Contra a PEC 358/2013, que aprovou em votação final de 10 de fevereiro, esse casuístico orçamento impositivo, cabe cogitar do controle judicial da emenda, na esteira do que o Supremo Tribunal Federal preconiza (ADIs 2.925 e 4.048, ADPF 45, STA 145), e reiteradamente no julgamento do RE 581.352, pois tal é preciso fazer em nome da moralidade e para o bem das finanças nacionais, cuja gestão especialmente hoje e no passado recente tem se desviado de sua função primordial, que é promover o bem estar do povo e o pleno desenvolvimento do Brasil.

[1] PEC 358/2013.

[2] Doutrina iniciada na Alemanha do séc. XIX com Paul Laband e já então criticada por autores como Myrbach-Reinfeld e Philippe Zorn [cf., do Autor, O desvio de finalidade das contribuições e o seu controle tributário e orçamentário no direito brasileiro, in Direito Tributário e Políticas Públicas, DOMINGUES, J. M. (coord.). São Paulo: MP Editora, 2007, p. 316-317; 321-332]. A propósito, anota TIAGO DUARTE que “a distinção dogmática entre lei em sentido formal e lei em sentido material (…), depois de uma fase de maior euforia, mesmo em sistemas parlamentares, [terá] perdido a sua preponderância na actualidade legislativa e doutrinária” (A Lei por Detrás do Orçamento. Coimbra: Almedina, 2007, p. 298).

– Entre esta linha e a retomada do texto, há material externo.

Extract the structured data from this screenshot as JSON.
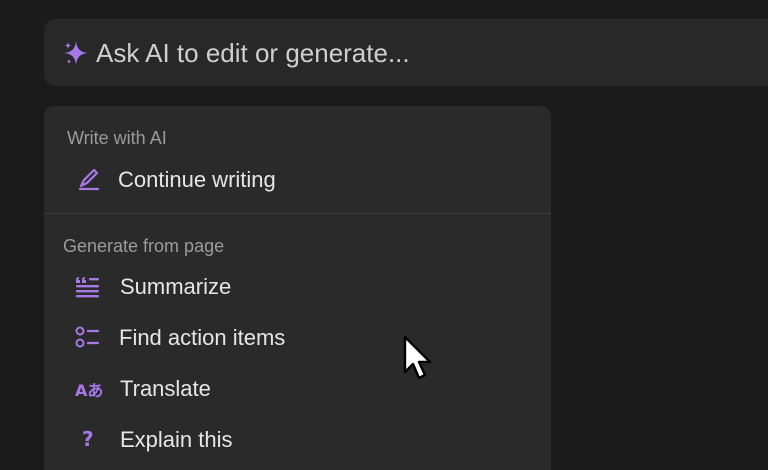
{
  "ai_bar": {
    "placeholder": "Ask AI to edit or generate...",
    "icon": "sparkle-icon",
    "accent_color": "#a678e8"
  },
  "menu": {
    "sections": [
      {
        "title": "Write with AI",
        "items": [
          {
            "label": "Continue writing",
            "icon": "pen-icon"
          }
        ]
      },
      {
        "title": "Generate from page",
        "items": [
          {
            "label": "Summarize",
            "icon": "summarize-icon"
          },
          {
            "label": "Find action items",
            "icon": "checklist-icon"
          },
          {
            "label": "Translate",
            "icon": "translate-icon",
            "glyph": "Aあ"
          },
          {
            "label": "Explain this",
            "icon": "question-icon",
            "glyph": "?"
          }
        ]
      }
    ]
  },
  "colors": {
    "background": "#1b1b1b",
    "panel": "#2a2a2a",
    "accent": "#a678e8",
    "muted_text": "#9b9b9b",
    "text": "#e6e6e6"
  }
}
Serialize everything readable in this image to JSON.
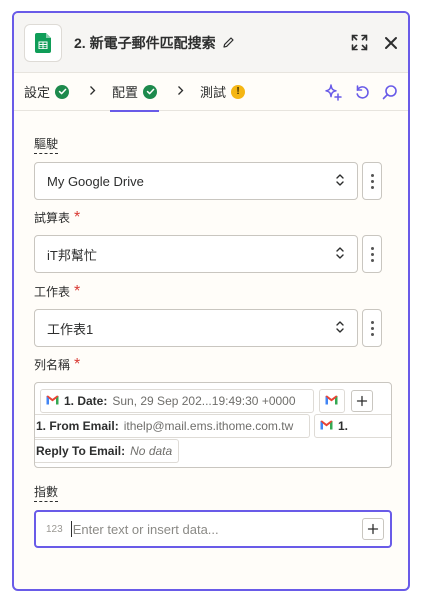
{
  "header": {
    "step_title": "2. 新電子郵件匹配搜索",
    "icons": [
      "google-sheets-icon",
      "pencil-icon",
      "expand-icon",
      "close-icon"
    ]
  },
  "tabs": [
    {
      "label": "設定",
      "status": "complete"
    },
    {
      "label": "配置",
      "status": "complete",
      "active": true
    },
    {
      "label": "測試",
      "status": "warning",
      "status_text": "!"
    }
  ],
  "tab_actions": [
    "sparkle-icon",
    "refresh-icon",
    "search-icon"
  ],
  "fields": {
    "drive": {
      "label": "驅駛",
      "value": "My Google Drive"
    },
    "spreadsheet": {
      "label": "試算表",
      "required_mark": "*",
      "value": "iT邦幫忙"
    },
    "worksheet": {
      "label": "工作表",
      "required_mark": "*",
      "value": "工作表1"
    },
    "column_name": {
      "label": "列名稱",
      "required_mark": "*",
      "pills": [
        {
          "key": "1. Date:",
          "value": "Sun, 29 Sep 202...19:49:30 +0000"
        },
        {
          "key": "1. From Email:",
          "value": "ithelp@mail.ems.ithome.com.tw"
        },
        {
          "key": "1.",
          "value": ""
        },
        {
          "key": "Reply To Email:",
          "value": "No data"
        }
      ]
    },
    "index": {
      "label": "指數",
      "type_hint": "123",
      "placeholder": "Enter text or insert data..."
    }
  },
  "colors": {
    "accent": "#695be8",
    "success": "#1d8a4d",
    "warning": "#f5b613",
    "required": "#d83a34",
    "sheets_green": "#0f9d58"
  }
}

[3] Daí a pilhéria de que “haveria, assim, que ter muita vontade para se gastar agora tempo em resgatar no baú das recordações quantas teorias em sentido contrário” (MARTÍNEZ LAGO, Miguel Ángel. Ley de Presupuestos e Constitución. Madrid: Trotta, 1998, p. 25). Cf. também MENÉNDEZ MORENO, Alejandro. Derecho Financiero y Tributario. 10ª ed., Lex Nova, Valladolid, 2009, p. 441-442.

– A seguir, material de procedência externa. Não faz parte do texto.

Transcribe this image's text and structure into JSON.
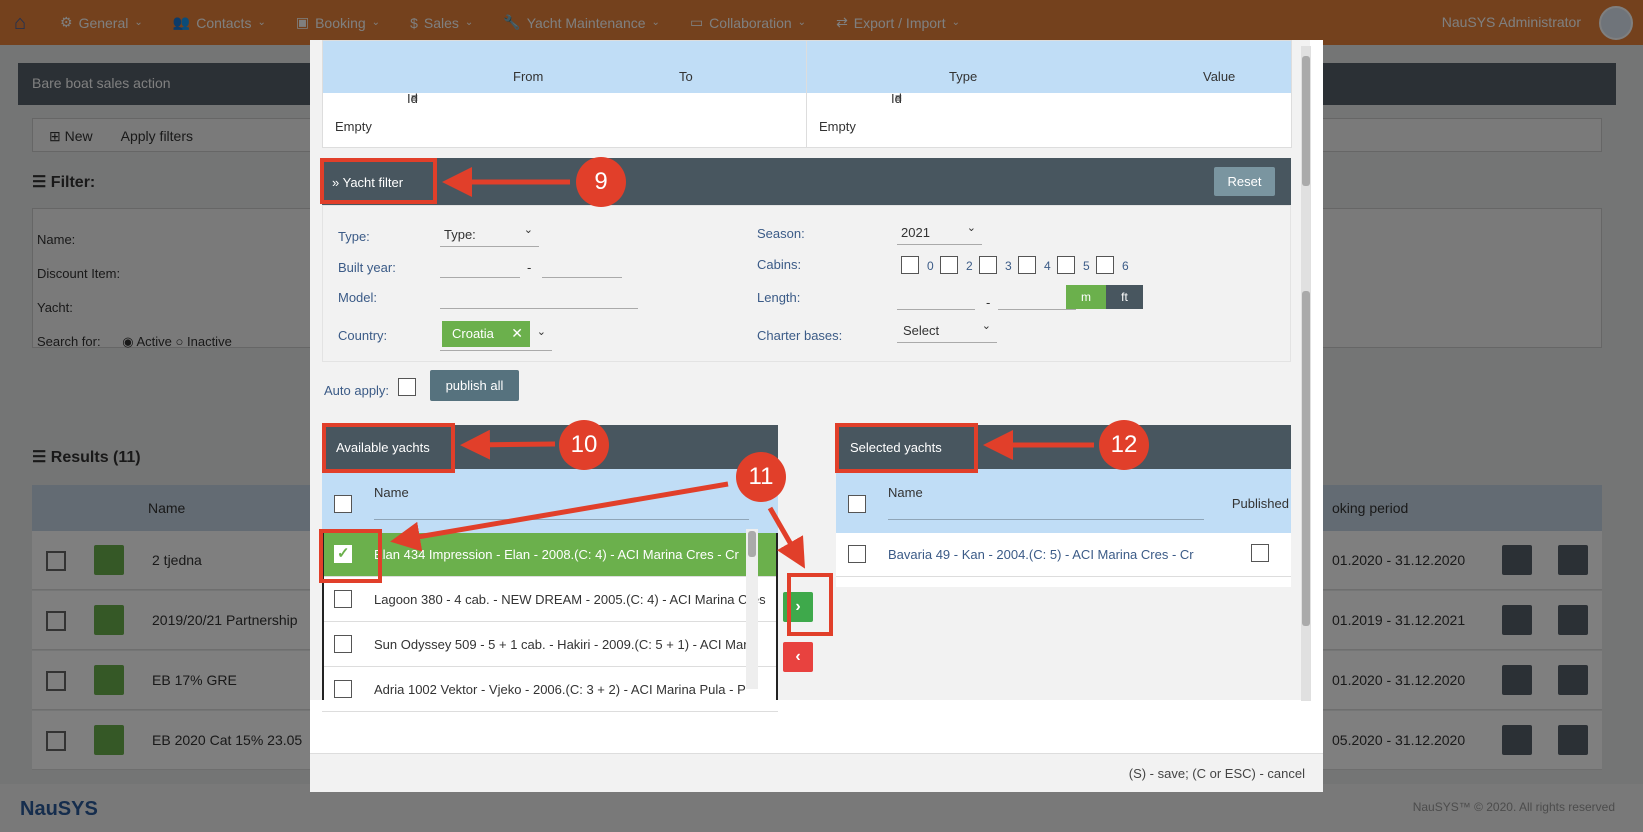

[4] Tal argumento encontra respaldo nos preceitos constitucionais “que impõem aos poderes públicos certos objetivos ou fins em sua atuação”, créditos orçamentários que adquirem caráter instrumental dos princípios e valores desenhados pela Constituição, abraçando assim a moderna função do orçamento no Estado contemporâneo”. MARTÍN QUERALT, LOZANO SERRANO, TEJERIZO LÓPEZ, CASADO OLLERO. Curso de Derecho Financiero y Tributario. Madrid: Tecnos, 20ª ed., 2009, p. 714-715.

[5] La Configuración Constitucional del Gasto Público. Madrid: Tecnos, 1995, p. 50.